Une véritable douche froide pour les Européens et les Américains. Et surtout pour les dizaines de milliers de manifestants qui dénonçaient le chef d'État ukrainien dans les rues de la capitale, Kiev. Les manifestations n'ont pas encore cessé, mais depuis les cadeaux de Poutine, elles battent de l'aile.
Poutine 1, Obama (et l'Europe) 0.
La conclusion à tirer de cet épisode? «Poutine cherche à démontrer que la Russie est une puissance majeure sur le plan international», explique le politologue Jacques Lévesque, expert renommé de la Russie. Et Poutine a de plus prouvé une nouvelle fois qu'il était en mesure de «tenir tête aux Américains», ajoute-t-il.
À ce chapitre, c'est sa décision d'accueillir Edward Snowden, l'ex-consultant du renseignement américain, qui aura été son plus haut fait d'armes en 2013. Souvenez-vous: après avoir révélé l'ampleur des programmes de surveillance du gouvernement américain, Snowden s'est retrouvé coincé à l'aéroport de Moscou.
Aucun pays ne semblait être prêt à lui accorder l'asile et, par conséquent, à subir les foudres des États-Unis.
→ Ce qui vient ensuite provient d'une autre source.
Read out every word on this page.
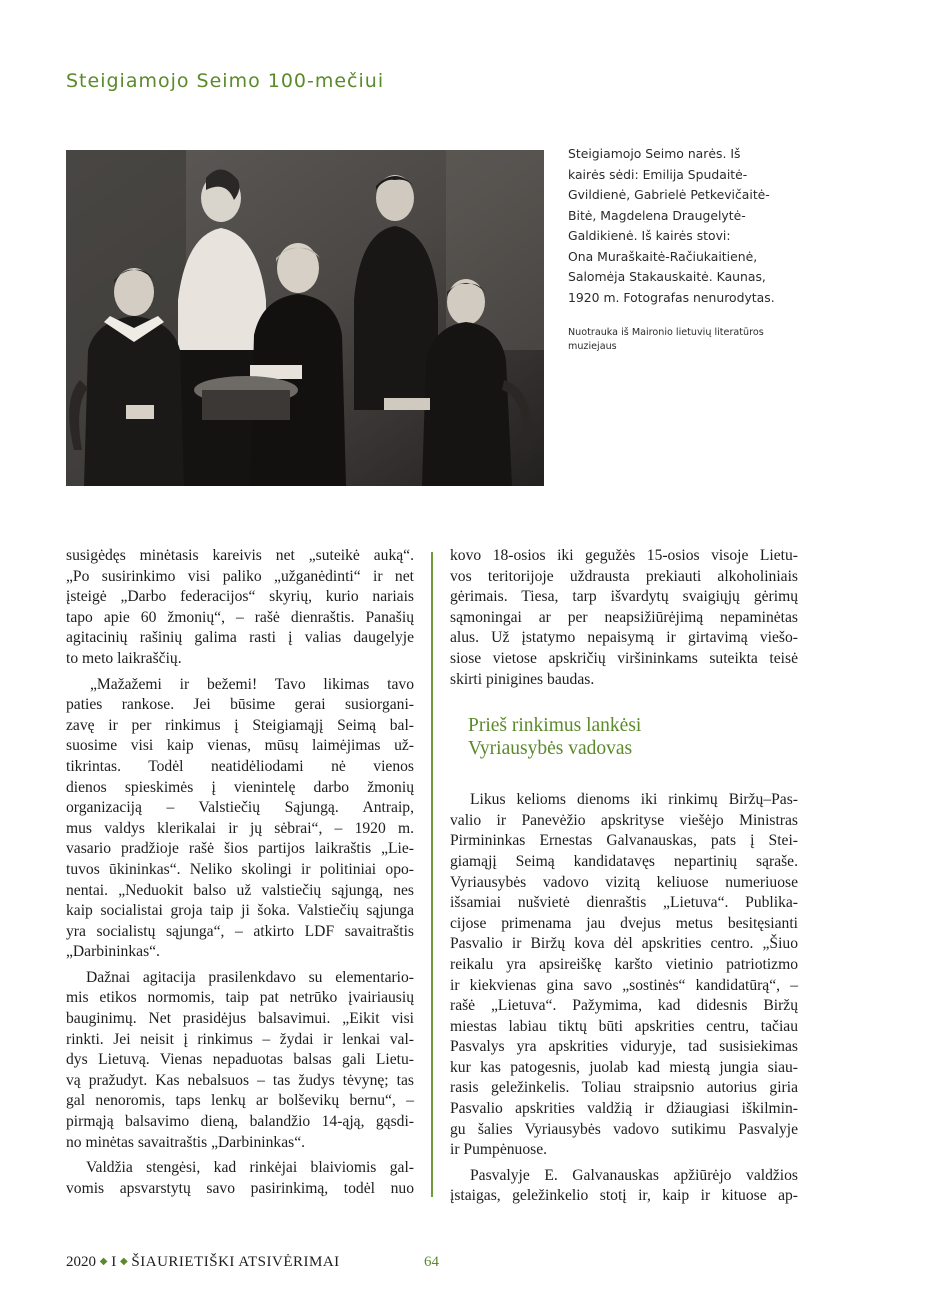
Steigiamojo Seimo 100-mečiui
Steigiamojo Seimo narės. Iš
kairės sėdi: Emilija Spudaitė-
Gvildienė, Gabrielė Petkevičaitė-
Bitė, Magdelena Draugelytė-
Galdikienė. Iš kairės stovi:
Ona Muraškaitė-Račiukaitienė,
Salomėja Stakauskaitė. Kaunas,
1920 m. Fotografas nenurodytas.
Nuotrauka iš Maironio lietuvių literatūros
muziejaus
susigėdęs minėtasis kareivis net „suteikė auką“.
„Po susirinkimo visi paliko „užganėdinti“ ir net
įsteigė „Darbo federacijos“ skyrių, kurio nariais
tapo apie 60 žmonių“, – rašė dienraštis. Panašių
agitacinių rašinių galima rasti į valias daugelyje
to meto laikraščių.
„Mažažemi ir bežemi! Tavo likimas tavo
paties rankose. Jei būsime gerai susiorgani-
zavę ir per rinkimus į Steigiamąjį Seimą bal-
suosime visi kaip vienas, mūsų laimėjimas už-
tikrintas. Todėl neatidėliodami nė vienos
dienos spieskimės į vienintelę darbo žmonių
organizaciją – Valstiečių Sąjungą. Antraip,
mus valdys klerikalai ir jų sėbrai“, – 1920 m.
vasario pradžioje rašė šios partijos laikraštis „Lie-
tuvos ūkininkas“. Neliko skolingi ir politiniai opo-
nentai. „Neduokit balso už valstiečių sąjungą, nes
kaip socialistai groja taip ji šoka. Valstiečių sąjunga
yra socialistų sąjunga“, – atkirto LDF savaitraštis
„Darbininkas“.
Dažnai agitacija prasilenkdavo su elementario-
mis etikos normomis, taip pat netrūko įvairiausių
bauginimų. Net prasidėjus balsavimui. „Eikit visi
rinkti. Jei neisit į rinkimus – žydai ir lenkai val-
dys Lietuvą. Vienas nepaduotas balsas gali Lietu-
vą pražudyt. Kas nebalsuos – tas žudys tėvynę; tas
gal nenoromis, taps lenkų ar bolševikų bernu“, –
pirmąją balsavimo dieną, balandžio 14-ąją, gąsdi-
no minėtas savaitraštis „Darbininkas“.
Valdžia stengėsi, kad rinkėjai blaiviomis gal-
vomis apsvarstytų savo pasirinkimą, todėl nuo
kovo 18-osios iki gegužės 15-osios visoje Lietu-
vos teritorijoje uždrausta prekiauti alkoholiniais
gėrimais. Tiesa, tarp išvardytų svaigiųjų gėrimų
sąmoningai ar per neapsižiūrėjimą nepaminėtas
alus. Už įstatymo nepaisymą ir girtavimą viešo-
siose vietose apskričių viršininkams suteikta teisė
skirti pinigines baudas.
Prieš rinkimus lankėsi
Vyriausybės vadovas
Likus kelioms dienoms iki rinkimų Biržų–Pas-
valio ir Panevėžio apskrityse viešėjo Ministras
Pirmininkas Ernestas Galvanauskas, pats į Stei-
giamąjį Seimą kandidatavęs nepartinių sąraše.
Vyriausybės vadovo vizitą keliuose numeriuose
išsamiai nušvietė dienraštis „Lietuva“. Publika-
cijose primenama jau dvejus metus besitęsianti
Pasvalio ir Biržų kova dėl apskrities centro. „Šiuo
reikalu yra apsireiškę karšto vietinio patriotizmo
ir kiekvienas gina savo „sostinės“ kandidatūrą“, –
rašė „Lietuva“. Pažymima, kad didesnis Biržų
miestas labiau tiktų būti apskrities centru, tačiau
Pasvalys yra apskrities viduryje, tad susisiekimas
kur kas patogesnis, juolab kad miestą jungia siau-
rasis geležinkelis. Toliau straipsnio autorius giria
Pasvalio apskrities valdžią ir džiaugiasi iškilmin-
gu šalies Vyriausybės vadovo sutikimu Pasvalyje
ir Pumpėnuose.
Pasvalyje E. Galvanauskas apžiūrėjo valdžios
įstaigas, geležinkelio stotį ir, kaip ir kituose ap-
2020 ◆ I ◆ ŠIAURIETIŠKI ATSIVĖRIMAI	64
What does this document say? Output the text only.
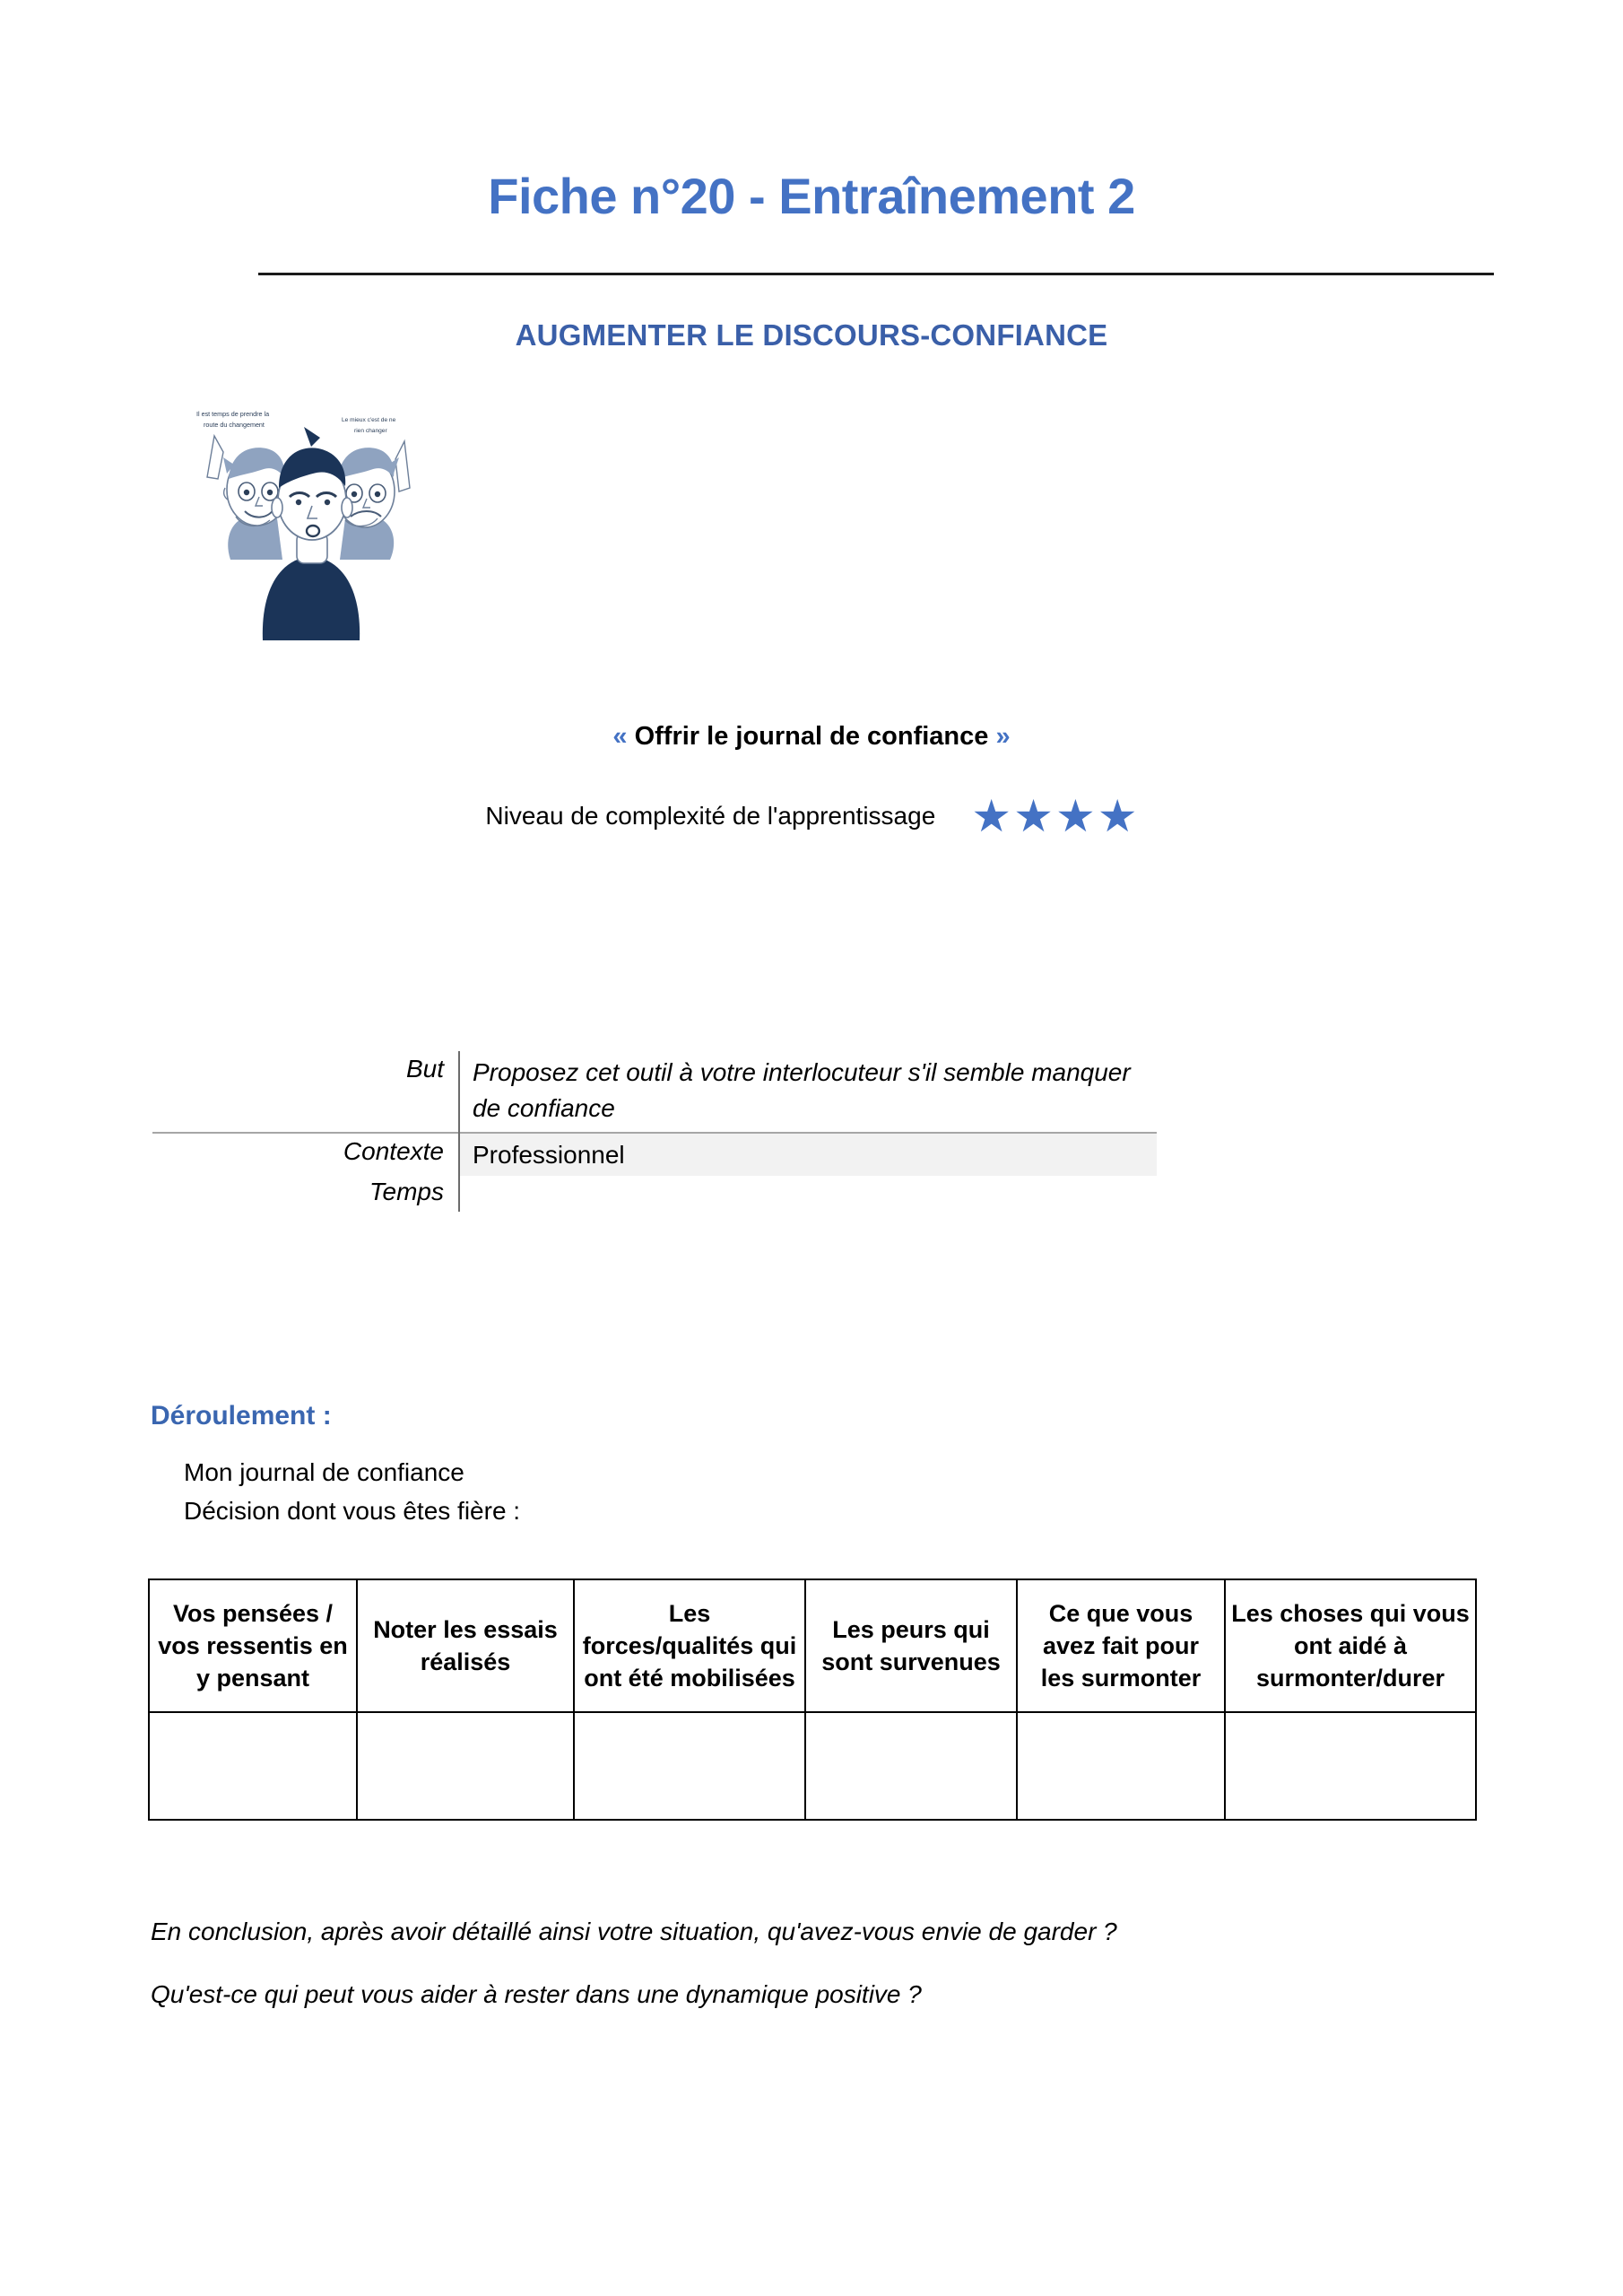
Fiche n°20 - Entraînement 2
AUGMENTER LE DISCOURS-CONFIANCE
Il est temps de prendre la
route du changement
Le mieux c'est de ne
rien changer
« Offrir le journal de confiance »
Niveau de complexité de l'apprentissage ★ ★ ★ ★
But	Proposez cet outil à votre interlocuteur s'il semble manquer de confiance
Contexte	Professionnel
Temps	
Déroulement :
Mon journal de confiance
Décision dont vous êtes fière :
Vos pensées / vos ressentis en y pensant	Noter les essais réalisés	Les forces/qualités qui ont été mobilisées	Les peurs qui sont survenues	Ce que vous avez fait pour les surmonter	Les choses qui vous ont aidé à surmonter/durer

En conclusion, après avoir détaillé ainsi votre situation, qu'avez-vous envie de garder ?
Qu'est-ce qui peut vous aider à rester dans une dynamique positive ?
Aucun, sauf... la Russie.
Poutine 2, Obama 0.
Dans la foulée, Obama a annulé un sommet avec Poutine prévu en marge de la rencontre des pays du G20 à Saint-Pétersbourg. Un peu plus, et on se serait crus en pleine guerre froide.
Une «grandeur russe»
Mais détrompez-vous, Poutine ne veut pas la guerre. Il souhaite, comme l'écrivait il y a quelques années l'historien américain Robert Kagan, le «retour à une grandeur russe particulière».
Mission accomplie dans le dossier de la Syrie, troisième preuve en 2013 de l'influence croissante de la Russie dans le monde. Poutine a trouvé le moyen d'empêcher les Américains d'attaquer son allié, le président syrien Bachar al-Assad. Mais le comble, c'est qu'il est même parvenu à sortir Obama de l'embarras.
Le président américain n'avait visiblement pas envie d'attaquer la Syrie, même si le pays avait utilisé des armes chimiques contre son peuple. Moscou a alors proposé la destruction de l'arsenal chimique syrien. L'offre a fait l'affaire d'Obama.
«Il y a eu une coopération avec les États-Unis, mais dont les termes ne sont pas dictés par les Américains», explique Jacques Lévesque. Qui d'autre que Poutine peut se targuer d'un tel résultat?
Poutine 3, Obama 0.
Le président russe se sent aujourd'hui maître de la situation. Chez lui comme à l'étranger. Si bien qu'il s'est permis de gracier plusieurs détenus condamnés par son régime. Alexandre Paul et les autres militants de Greenpeace. Deux membres du groupe Pussy Riot. L'homme d'affaires - et féroce critique de Poutine - Mikhaïl Khodorkovski.
Hier, lors d'une conférence de presse à Moscou, les deux militantes de Pussy Riot ont affirmé qu'elles veulent toujours «chasser» Poutine du pouvoir. Pourtant, fin 2013, à l'approche de Jeux olympiques qui seront probablement interprétés comme un triomphe de plus pour le président russe, leur souhait semble tenir du rêve plus que de la réalité. À court terme, une Russie sans Poutine semble aussi improbable qu'une carrière en politique américaine pour Edward Snowden.